The core of Cultist Simulator is experimentation. Its entire gameplay loop boils down to an occult crafting game, with recipes obfuscated by riddles, clues, and fluid prose. The major reward for any challenge is the satisfaction of committing a useful recipe to memory and reading the next juicy titbit of lore. Because these are the only rewards, they’re at odds with the permadeath mechanics.

Cultist Simulator review

You’re going to die – a lot. Cultist Simulator tries to carefully balance positive and negative results of experimentation to give a sense of danger to your delightful machinations. But death will strip you of all progress. It’s back to square one using one of the different characters available, each offering a slightly tweaked experience. For example, the Physician begins with steady, well-paid employment.

These different characters give some variety to how you go about building your cult and can give different endings. They’re only different for small moments though, like providing a different job at the beginning of a run. Ultimately, they’re all trying to reach the same place and character-specific endings aren’t as rewarding as endings available to anyone.

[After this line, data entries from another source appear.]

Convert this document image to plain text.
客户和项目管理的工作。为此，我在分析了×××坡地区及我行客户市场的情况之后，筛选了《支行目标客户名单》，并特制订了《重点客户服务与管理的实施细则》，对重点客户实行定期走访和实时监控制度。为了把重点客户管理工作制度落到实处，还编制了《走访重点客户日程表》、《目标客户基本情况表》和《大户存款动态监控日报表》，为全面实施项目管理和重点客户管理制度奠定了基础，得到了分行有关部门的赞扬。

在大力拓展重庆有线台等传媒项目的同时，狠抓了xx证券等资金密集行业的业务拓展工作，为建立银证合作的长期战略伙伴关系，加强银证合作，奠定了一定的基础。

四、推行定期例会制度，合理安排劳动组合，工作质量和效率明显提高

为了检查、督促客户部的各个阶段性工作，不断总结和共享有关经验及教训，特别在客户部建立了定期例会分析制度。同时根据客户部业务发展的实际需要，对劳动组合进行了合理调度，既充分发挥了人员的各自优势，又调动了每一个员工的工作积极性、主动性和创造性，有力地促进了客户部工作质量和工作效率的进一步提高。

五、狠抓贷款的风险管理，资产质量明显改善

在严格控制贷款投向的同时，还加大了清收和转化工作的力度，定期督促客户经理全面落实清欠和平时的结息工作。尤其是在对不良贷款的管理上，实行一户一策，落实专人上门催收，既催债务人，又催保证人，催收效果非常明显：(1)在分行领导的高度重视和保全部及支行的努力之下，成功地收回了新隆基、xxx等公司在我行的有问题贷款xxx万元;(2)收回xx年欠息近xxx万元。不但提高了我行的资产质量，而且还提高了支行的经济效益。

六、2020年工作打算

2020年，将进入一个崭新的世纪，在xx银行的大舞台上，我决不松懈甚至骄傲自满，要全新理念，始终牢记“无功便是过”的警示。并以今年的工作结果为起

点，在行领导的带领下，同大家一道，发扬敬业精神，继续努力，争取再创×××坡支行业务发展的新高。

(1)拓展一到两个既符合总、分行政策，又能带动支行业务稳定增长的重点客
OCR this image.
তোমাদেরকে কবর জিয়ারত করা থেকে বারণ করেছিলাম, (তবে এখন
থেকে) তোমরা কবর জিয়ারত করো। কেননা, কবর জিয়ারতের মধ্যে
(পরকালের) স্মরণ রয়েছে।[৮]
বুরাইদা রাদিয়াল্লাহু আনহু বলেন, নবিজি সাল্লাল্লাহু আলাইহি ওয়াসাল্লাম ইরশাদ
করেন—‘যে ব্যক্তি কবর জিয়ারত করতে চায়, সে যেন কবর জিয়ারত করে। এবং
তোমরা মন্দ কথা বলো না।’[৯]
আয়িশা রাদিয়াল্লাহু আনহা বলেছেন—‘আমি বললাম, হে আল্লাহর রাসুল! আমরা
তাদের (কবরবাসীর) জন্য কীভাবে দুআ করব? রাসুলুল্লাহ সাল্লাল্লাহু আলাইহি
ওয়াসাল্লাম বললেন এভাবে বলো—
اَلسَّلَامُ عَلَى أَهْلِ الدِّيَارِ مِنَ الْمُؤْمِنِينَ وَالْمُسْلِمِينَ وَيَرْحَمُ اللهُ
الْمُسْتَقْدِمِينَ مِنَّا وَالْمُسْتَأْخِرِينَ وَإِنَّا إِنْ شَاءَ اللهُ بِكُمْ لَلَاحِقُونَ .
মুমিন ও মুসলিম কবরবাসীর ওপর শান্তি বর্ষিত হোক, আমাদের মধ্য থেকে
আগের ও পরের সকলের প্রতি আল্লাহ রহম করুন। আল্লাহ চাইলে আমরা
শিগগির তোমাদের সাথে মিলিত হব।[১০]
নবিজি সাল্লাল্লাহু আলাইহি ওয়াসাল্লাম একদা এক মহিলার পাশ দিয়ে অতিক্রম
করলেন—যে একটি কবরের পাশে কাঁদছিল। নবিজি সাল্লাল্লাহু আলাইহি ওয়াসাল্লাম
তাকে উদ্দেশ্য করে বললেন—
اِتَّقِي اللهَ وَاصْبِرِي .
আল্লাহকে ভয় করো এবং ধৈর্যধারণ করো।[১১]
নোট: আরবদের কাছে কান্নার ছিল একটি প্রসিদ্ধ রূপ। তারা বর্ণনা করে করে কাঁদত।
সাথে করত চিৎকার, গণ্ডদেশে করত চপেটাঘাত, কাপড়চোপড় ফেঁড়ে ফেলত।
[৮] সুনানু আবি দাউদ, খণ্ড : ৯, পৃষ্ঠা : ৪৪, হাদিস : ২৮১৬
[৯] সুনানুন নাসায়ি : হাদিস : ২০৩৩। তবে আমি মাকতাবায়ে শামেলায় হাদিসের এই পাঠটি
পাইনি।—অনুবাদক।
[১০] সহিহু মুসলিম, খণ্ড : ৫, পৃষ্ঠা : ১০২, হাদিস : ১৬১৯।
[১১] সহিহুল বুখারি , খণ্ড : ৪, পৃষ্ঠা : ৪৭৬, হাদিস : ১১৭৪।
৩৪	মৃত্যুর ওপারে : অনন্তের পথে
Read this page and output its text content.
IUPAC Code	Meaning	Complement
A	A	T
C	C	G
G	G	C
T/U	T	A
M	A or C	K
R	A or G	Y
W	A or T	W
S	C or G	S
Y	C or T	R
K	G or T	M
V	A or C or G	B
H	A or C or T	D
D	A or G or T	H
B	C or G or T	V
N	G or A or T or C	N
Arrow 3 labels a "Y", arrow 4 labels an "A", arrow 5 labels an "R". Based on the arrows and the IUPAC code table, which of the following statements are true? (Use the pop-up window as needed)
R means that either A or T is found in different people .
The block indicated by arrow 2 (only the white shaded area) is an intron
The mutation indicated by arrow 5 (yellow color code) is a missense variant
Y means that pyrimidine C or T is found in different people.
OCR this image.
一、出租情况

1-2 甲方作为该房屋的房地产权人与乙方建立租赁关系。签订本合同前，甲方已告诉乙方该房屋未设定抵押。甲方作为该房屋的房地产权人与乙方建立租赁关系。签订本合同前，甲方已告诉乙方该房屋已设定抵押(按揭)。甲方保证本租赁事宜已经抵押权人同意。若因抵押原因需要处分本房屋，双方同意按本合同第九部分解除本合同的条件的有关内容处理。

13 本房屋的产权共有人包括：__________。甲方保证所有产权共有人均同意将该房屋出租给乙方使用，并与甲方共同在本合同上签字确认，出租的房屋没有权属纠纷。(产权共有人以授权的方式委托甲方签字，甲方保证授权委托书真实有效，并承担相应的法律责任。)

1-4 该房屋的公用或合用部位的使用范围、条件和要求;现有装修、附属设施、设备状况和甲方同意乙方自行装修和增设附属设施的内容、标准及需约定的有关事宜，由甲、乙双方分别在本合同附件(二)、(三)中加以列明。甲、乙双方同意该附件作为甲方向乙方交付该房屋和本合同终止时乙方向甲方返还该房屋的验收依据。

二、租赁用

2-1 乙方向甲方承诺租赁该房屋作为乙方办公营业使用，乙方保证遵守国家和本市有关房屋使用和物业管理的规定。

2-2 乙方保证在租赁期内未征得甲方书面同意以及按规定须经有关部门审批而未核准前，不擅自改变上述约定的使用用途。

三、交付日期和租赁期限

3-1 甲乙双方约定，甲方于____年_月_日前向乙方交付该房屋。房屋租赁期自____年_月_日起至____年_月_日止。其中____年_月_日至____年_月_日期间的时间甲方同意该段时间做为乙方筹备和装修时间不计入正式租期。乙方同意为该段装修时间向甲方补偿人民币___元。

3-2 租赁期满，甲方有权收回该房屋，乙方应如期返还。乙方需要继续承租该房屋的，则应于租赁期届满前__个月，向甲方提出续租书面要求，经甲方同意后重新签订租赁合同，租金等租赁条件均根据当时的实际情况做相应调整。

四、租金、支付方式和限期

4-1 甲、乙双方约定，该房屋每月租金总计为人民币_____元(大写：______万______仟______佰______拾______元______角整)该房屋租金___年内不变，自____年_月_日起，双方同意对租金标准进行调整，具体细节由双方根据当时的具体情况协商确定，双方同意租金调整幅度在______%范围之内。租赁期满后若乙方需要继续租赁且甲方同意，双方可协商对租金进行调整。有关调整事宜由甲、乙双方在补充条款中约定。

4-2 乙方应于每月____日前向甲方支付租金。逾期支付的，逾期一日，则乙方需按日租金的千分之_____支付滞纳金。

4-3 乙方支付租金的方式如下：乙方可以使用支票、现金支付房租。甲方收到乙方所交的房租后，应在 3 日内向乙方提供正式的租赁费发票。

There is a fundamental discomfort between the game’s theme and permadeath implementation. The writing is excellent, but unless you are incredibly lucky or an actual cult leader, you’re going to see the same writing in descriptions and events ad nauseam. There is no in-game benefit of persevering through a playthrough except for learning a combination you didn’t know before. Oh, and if you have a character you want to use next time but doesn’t draw randomly, too bad.

Cultist Simulator review

The punishment for experimentation is too high. You will sometimes play for hours simply to get back to where you were before death. It’s a shame the writing is skipped over and forgotten once you’ve seen the same events fifty times. There is no automation for the more repetitive verbs like working or exploring, and spinning each plate can get old quickly.

There is a long-term goal of climbing the Mansus map that feels unrewarding and tedious for the effort required. Once you decipher the riddles to climb to another reward tier, you find the randomised rewards can ruin a run if you fail to get what you need before death. And what’s at the top? Well, nobody really knows yet. Most of your satisfaction will come from the unique stories you can craft with your actions anyway.

The presentation is serviceable. Cards are bright and clear but there is no method of automation or organisation for the board. Cards will be scattered all over unless you keep up with putting them where you can see them. There is a ‘collect all’ button for when you finish an event but it will often place cards on top of other cards. This is frustrating when timed cards are covered, only to disappear or be swallowed into one of many deadly conditions.

Cultist Simulator review

Updates may sort out these kinks and add incentives for the roguelike elements to make sense, to make you feel like you’re getting somewhere. There is huge potential here if it does, but in this state, I struggled to have fun for more than an hour after my first death.

Like I said before, I want to love this game. I still love the lore and writing. But I can’t have fun with systems that are punishing and frustrating over creative and challenging. If this game was shorter and more refined, I’m sure I’d love it, but the 20-40 hours advertised on the Steam page is going to be maddeningly repetitive for any but the most ravenous pursuers of occult lore.

Cultist Simulator is about a world out to get you at every turn through illness, madness, despair, and sacrificial rituals. It’s just a shame the game seems to kill your fun too early.